The "Mule" is a gasoline-powered remotely-piloted vehicle that is used to test the flight control computer and algorithms developed at UCLA as part of the Autonomous Formation Flight program. The aircraft was designed to mimic the aerodynamics of the solar-powered aircraft. This explains the inverted V tail, and the angled extensions on the wings. Because the solar-powered flyer is so lightly built and has a very high aspect ratio, its wings flex a great deal in flight, and in particular bend upwards. This gives the plane a pronounced dihedral concentrated near the ends of the wing.

The first test flights were held at El Mirage Dry Lake Bed in San Bernardino County, California, about 85 miles from UCLA. The first flights were checkouts of the Mule itself, and a series of flights was then done to provide environmental testing of the flight control computer. There were serious problems with electromagetic interference (EMI), which is just a fancy way of saying that the computer broadcast radio waves that interfered with the operation of the R/C control system. It was necessary to encase the computer in a steel box to block the emissions. When this proved insufficient, the control and power lines running into the computer were filtered to prevent them acting as aerials. After this, it was possible to fly the Mule under R/C control.

Click for details and larger view. The Mule at El Mirage, ready for flight. As configured for the El Mirage tests, the Mule weighed about 130 pounds and flew at 40 to 55 mph.
Click for details and larger
 view. The Mule in flight at El Mirage.

After a number of less-than-spectacular results, including one episode in which the engine crankshaft broke, autonomous flight of the Mule was accomplished in November of 1998. The Mule took off under R/C control, and was turned over to the computer after attaining a safe altitude. The computer maintained straight and level flight, and the operator took over again for landing. The controller for autonomous flight was developed by Laurence Mutuel, then a doctoral student at UCLA.

Over the next year, various improvements were made to the Mule, the most significant being the replacement of the original single-cylinder engine with a two-cylinder version. The single-piston engine caused a strong vibration throughout the airframe, which had to be filtered out of the inertial instrument input, and which led to fatigue ofboth airframe and instrumentation.

It was also decided to change the location of the test flights. While El Mirage has many benefits as a flight range, it also has many drawbacks. Among these are that it is in the desert. Really. We're talking serious desert, with serious heat at noon in July. It was usually necessary to get to the lakebed before dawn, set up, and try to get off the desert floor by 11:00 am. Another effect of being in the desert is total lack of power or water. And, El Mirage is a habitat of the endangered desert tortoise, which means great care must be taken not to disturb the land.

The biggest problem, however, occurs in the winter. The operative term in "dry lake bed" is dry. Once it rains, the lakebed is no longer dry, and is unusable (and off-limits) until it dries out again late the next spring.

For a time, flights were performed at Rosamund Airfield. However, this led to difficulties due to ambient radiation from nearby microwave relay stations.
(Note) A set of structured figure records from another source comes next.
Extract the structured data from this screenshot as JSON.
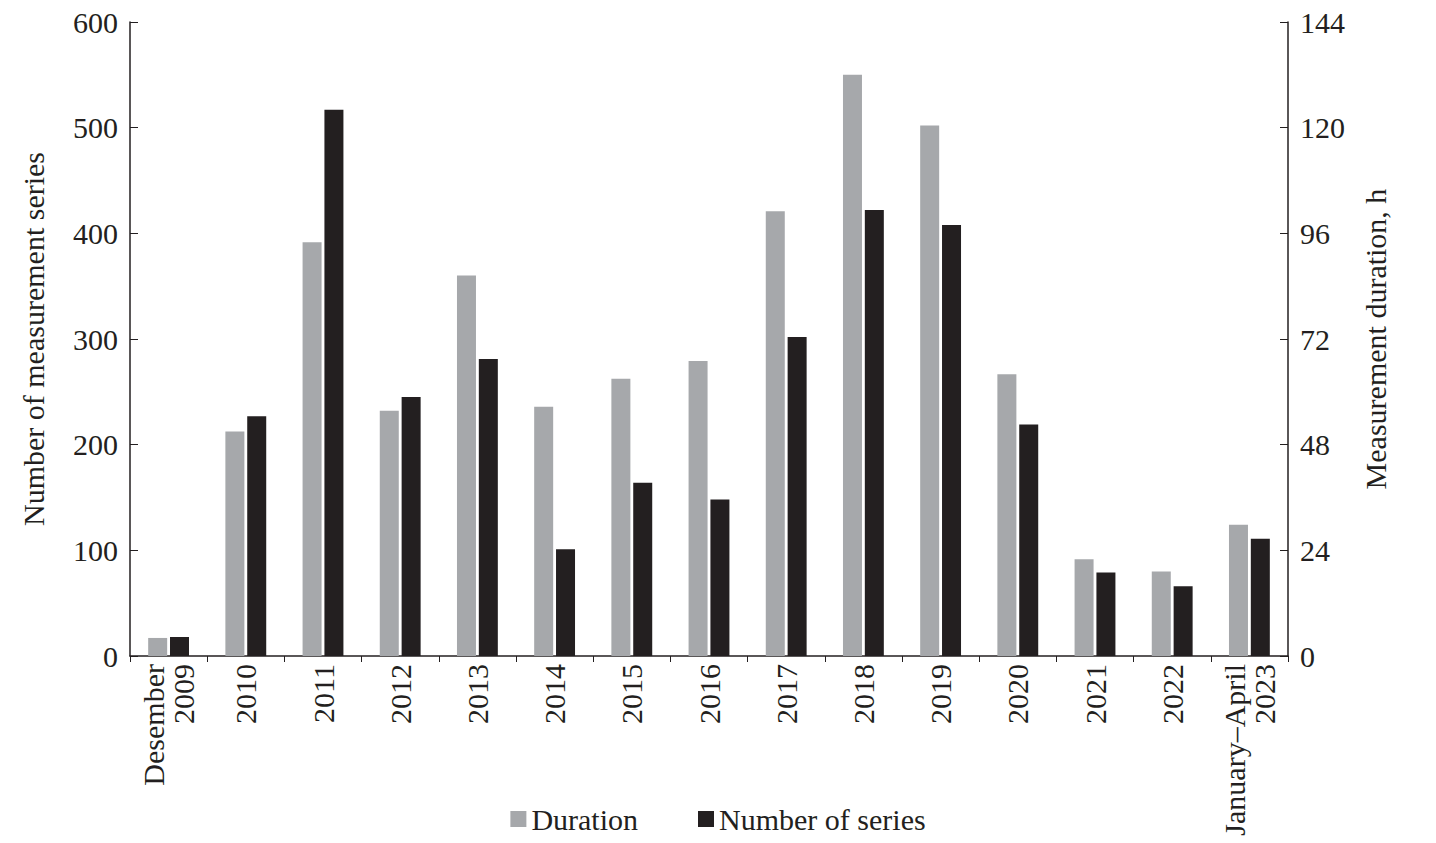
{
  "chart_data": {
    "type": "bar",
    "categories": [
      "Desember 2009",
      "2010",
      "2011",
      "2012",
      "2013",
      "2014",
      "2015",
      "2016",
      "2017",
      "2018",
      "2019",
      "2020",
      "2021",
      "2022",
      "January–April 2023"
    ],
    "series": [
      {
        "name": "Duration",
        "color": "#a6a8ab",
        "axis": "y2",
        "values": [
          4.1,
          51,
          94,
          55.7,
          86.4,
          56.6,
          63,
          67,
          101,
          132,
          120.5,
          64,
          22,
          19.2,
          29.8
        ]
      },
      {
        "name": "Number of series",
        "color": "#231f20",
        "values": [
          18,
          227,
          517,
          245,
          281,
          101,
          164,
          148,
          302,
          422,
          408,
          219,
          79,
          66,
          111
        ]
      }
    ],
    "y_label": "Number of measurement series",
    "y2_label": "Measurement duration, h",
    "ylim": [
      0,
      600
    ],
    "yticks": [
      0,
      100,
      200,
      300,
      400,
      500,
      600
    ],
    "y2lim": [
      0,
      144
    ],
    "y2ticks": [
      0,
      24,
      48,
      72,
      96,
      120,
      144
    ],
    "legend": "bottom",
    "grid": false,
    "data_labels": false
  }
}
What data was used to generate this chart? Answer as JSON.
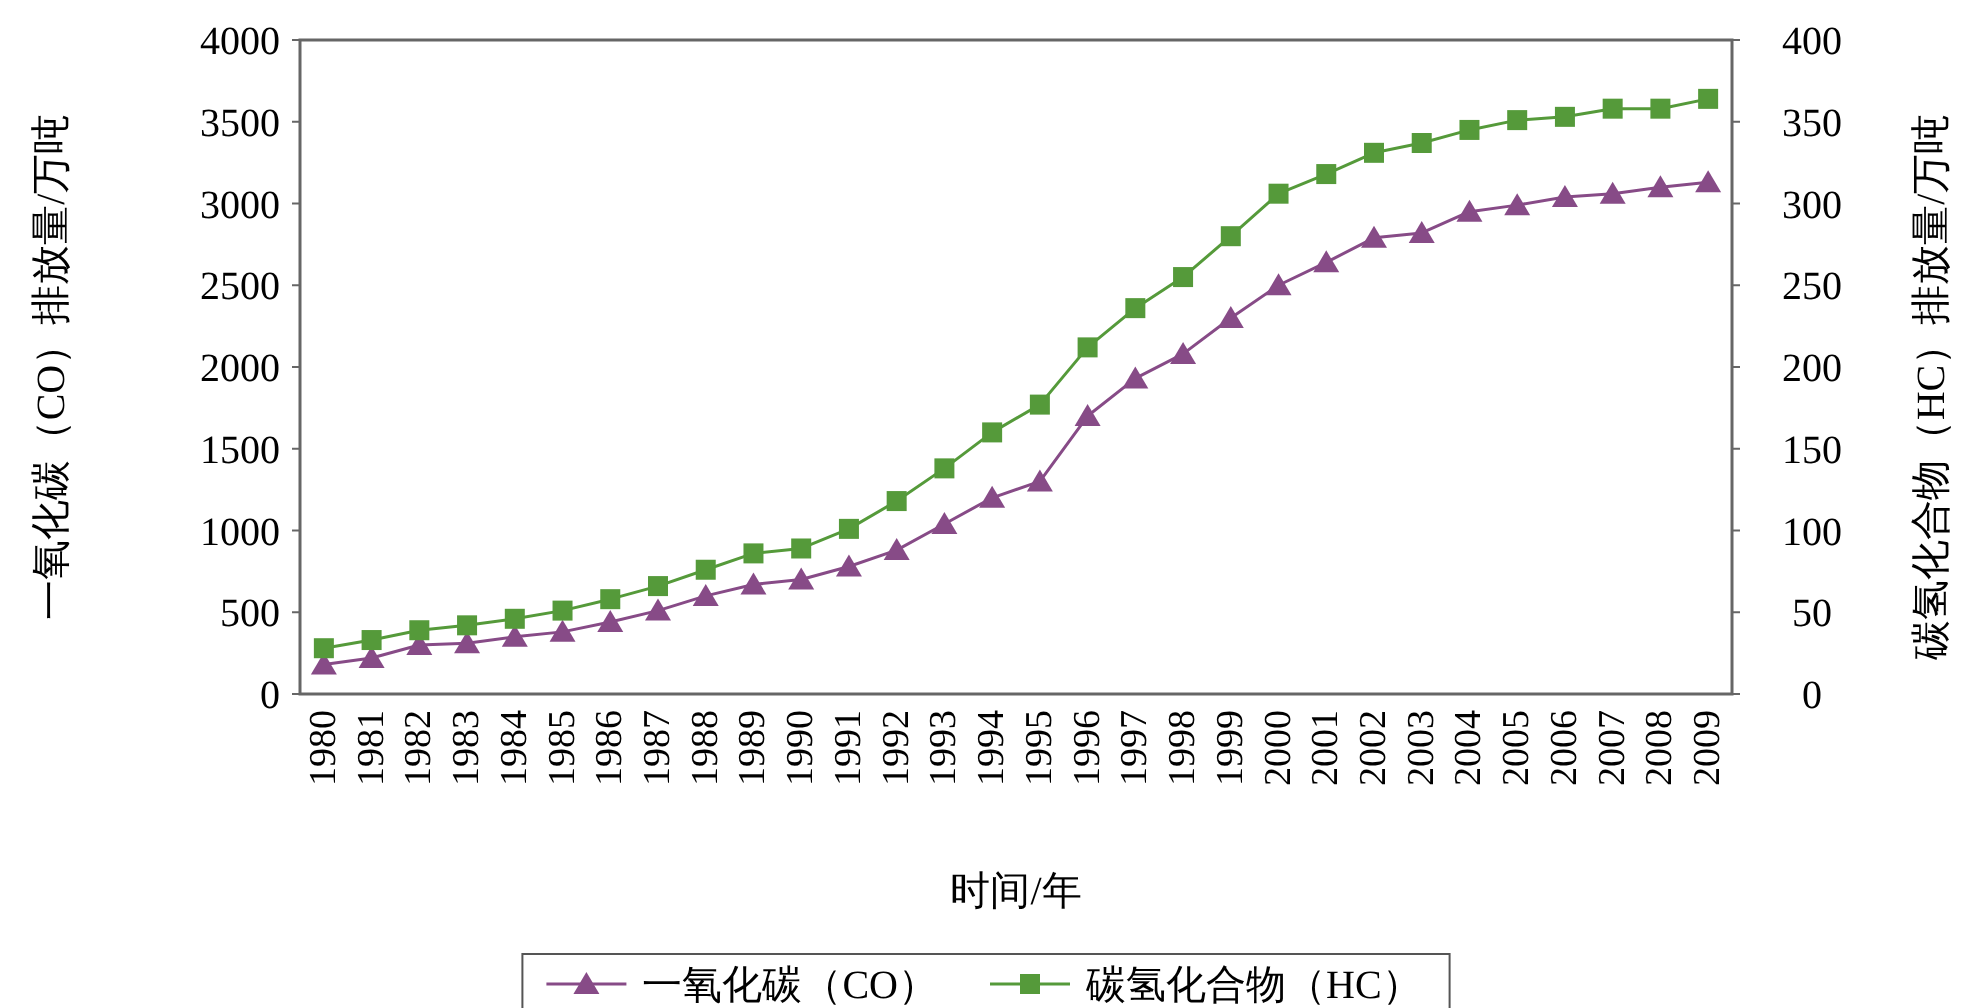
{
  "chart_data": {
    "type": "line",
    "categories": [
      "1980",
      "1981",
      "1982",
      "1983",
      "1984",
      "1985",
      "1986",
      "1987",
      "1988",
      "1989",
      "1990",
      "1991",
      "1992",
      "1993",
      "1994",
      "1995",
      "1996",
      "1997",
      "1998",
      "1999",
      "2000",
      "2001",
      "2002",
      "2003",
      "2004",
      "2005",
      "2006",
      "2007",
      "2008",
      "2009"
    ],
    "series": [
      {
        "name": "一氧化碳（CO）",
        "color": "#874b87",
        "marker": "triangle",
        "values": [
          180,
          220,
          300,
          310,
          350,
          380,
          440,
          510,
          600,
          670,
          700,
          780,
          880,
          1040,
          1200,
          1300,
          1700,
          1930,
          2080,
          2300,
          2500,
          2640,
          2790,
          2820,
          2950,
          2990,
          3040,
          3060,
          3100,
          3130
        ]
      },
      {
        "name": "碳氢化合物（HC）",
        "color": "#559a3a",
        "marker": "square",
        "axis": "y2",
        "values": [
          28,
          33,
          39,
          42,
          46,
          51,
          58,
          66,
          76,
          86,
          89,
          101,
          118,
          138,
          160,
          177,
          212,
          236,
          255,
          280,
          306,
          318,
          331,
          337,
          345,
          351,
          353,
          358,
          358,
          364
        ]
      }
    ],
    "xlabel": "时间/年",
    "ylabel": "一氧化碳（CO）排放量/万吨",
    "y2label": "碳氢化合物（HC）排放量/万吨",
    "ylim": [
      0,
      4000
    ],
    "yticks": [
      0,
      500,
      1000,
      1500,
      2000,
      2500,
      3000,
      3500,
      4000
    ],
    "y2lim": [
      0,
      400
    ],
    "y2ticks": [
      0,
      50,
      100,
      150,
      200,
      250,
      300,
      350,
      400
    ],
    "legend": "bottom",
    "grid": false
  }
}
So, on the advice of Ron Scaggs, the new Mule operator, we moved our flight operations to McMillan Airfield, on Camp Roberts, which is a former US Army base and currently a base for the California National Guard.

Click for details and larger
view. Refitted mule on the runway at Camp Roberts.
Click for details and larger view. The Mule in flight at Camp Roberts.
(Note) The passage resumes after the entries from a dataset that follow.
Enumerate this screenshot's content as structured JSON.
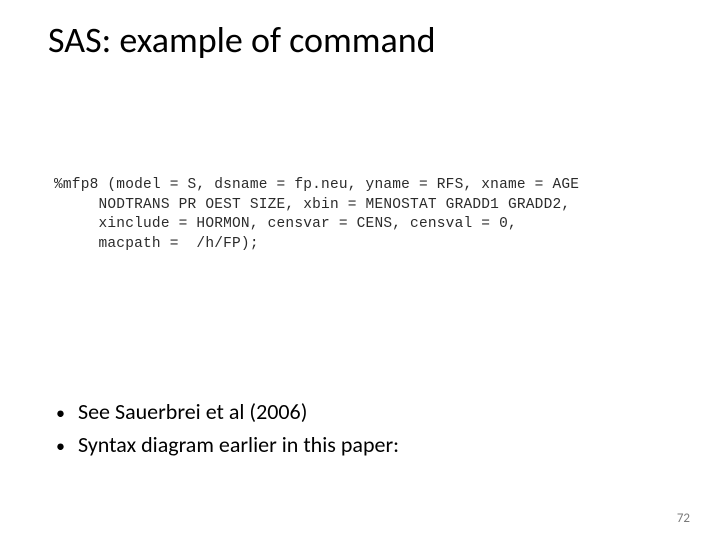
{
  "title": "SAS: example of command",
  "code": {
    "line1": "%mfp8 (model = S, dsname = fp.neu, yname = RFS, xname = AGE",
    "line2": "     NODTRANS PR OEST SIZE, xbin = MENOSTAT GRADD1 GRADD2,",
    "line3": "     xinclude = HORMON, censvar = CENS, censval = 0,",
    "line4": "     macpath =  /h/FP);"
  },
  "bullets": [
    "See Sauerbrei et al (2006)",
    "Syntax diagram earlier in this paper:"
  ],
  "page_number": "72",
  "styling": {
    "background_color": "#ffffff",
    "title_fontsize": 36,
    "code_fontsize": 14.5,
    "code_fontfamily": "Courier New",
    "bullet_fontsize": 22,
    "pagenum_fontsize": 13,
    "pagenum_color": "#7a7a7a",
    "text_color": "#000000"
  }
}
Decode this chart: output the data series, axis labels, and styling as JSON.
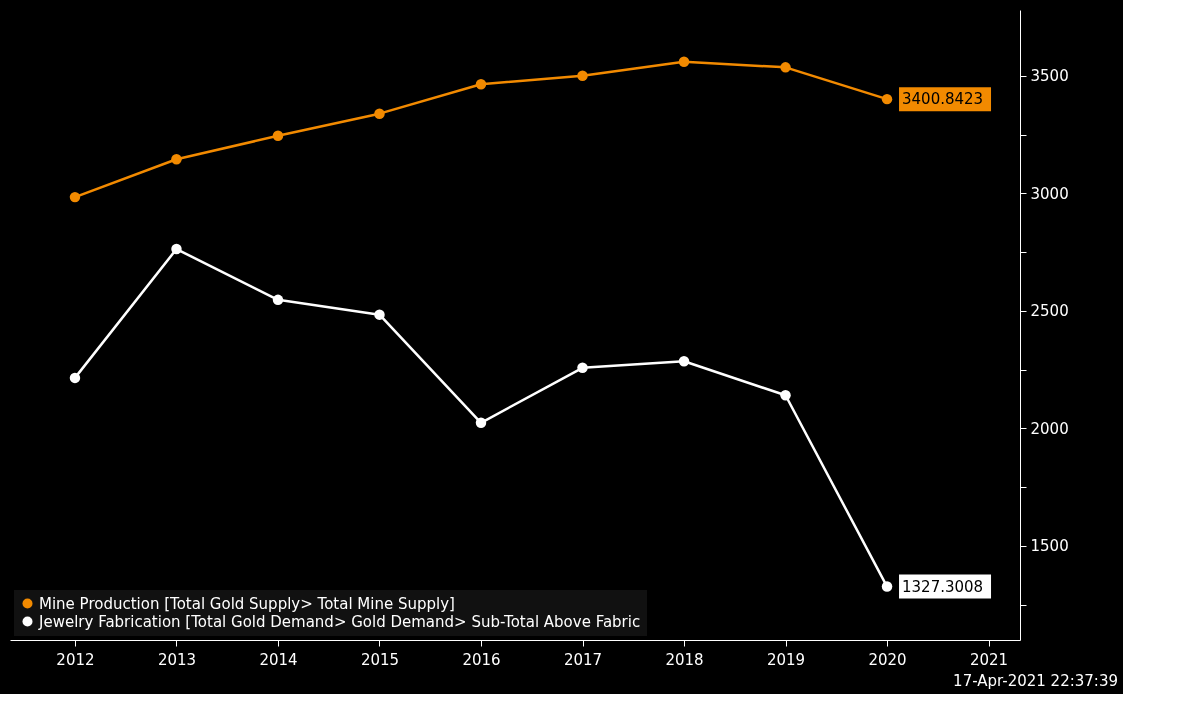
{
  "chart_data": {
    "type": "line",
    "x": [
      2012,
      2013,
      2014,
      2015,
      2016,
      2017,
      2018,
      2019,
      2020
    ],
    "series": [
      {
        "name": "Mine Production [Total Gold Supply> Total Mine Supply]",
        "color": "#f28a00",
        "values": [
          2984,
          3145,
          3245,
          3339,
          3464,
          3500,
          3560,
          3536,
          3400.8423
        ],
        "value_labels": [
          null,
          null,
          null,
          null,
          null,
          null,
          null,
          null,
          "3400.8423"
        ]
      },
      {
        "name": "Jewelry Fabrication [Total Gold Demand> Gold Demand> Sub-Total Above Fabric",
        "color": "#ffffff",
        "values": [
          2215,
          2763,
          2547,
          2484,
          2024,
          2258,
          2286,
          2141,
          1327.3008
        ],
        "value_labels": [
          null,
          null,
          null,
          null,
          null,
          null,
          null,
          null,
          "1327.3008"
        ]
      }
    ],
    "xlim": [
      2011.36,
      2021.31
    ],
    "xticks": [
      2012,
      2013,
      2014,
      2015,
      2016,
      2017,
      2018,
      2019,
      2020,
      2021
    ],
    "ylim": [
      1100,
      3780
    ],
    "yticks": [
      {
        "value": 1250,
        "label": null
      },
      1500,
      {
        "value": 1750,
        "label": null
      },
      2000,
      {
        "value": 2250,
        "label": null
      },
      2500,
      {
        "value": 2750,
        "label": null
      },
      3000,
      {
        "value": 3250,
        "label": null
      },
      3500
    ],
    "grid": false,
    "legend": "bottom left",
    "marker": "circle",
    "line_style": "solid",
    "annotations": [
      "17-Apr-2021 22:37:39"
    ]
  }
}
The current (February, 2001) effort with the Mule is centered on autonomous formation flight between it and the Frog, a UAV owned and maintained by the Naval Postgraduate School. The Mule will first be brought back into full readiness and will make several autonomous check flights with its new engine. We will then mount a flight control computer on the Frog, so that the Mule will have accurate information as to its position relative to the Frog. The first formation flights will have the Frog flown by and R/C pilot, and the Mule will maintain formation. By summer of 2001, the plan is to have the vehicles flying in formation, both autonomous.

Update, Fall 2001: The Mule bought the farm, in spectacular fashion. Details and pictures are here. The test program continues, with just the one Frog for now, and with plans to add a second to replace the Mule.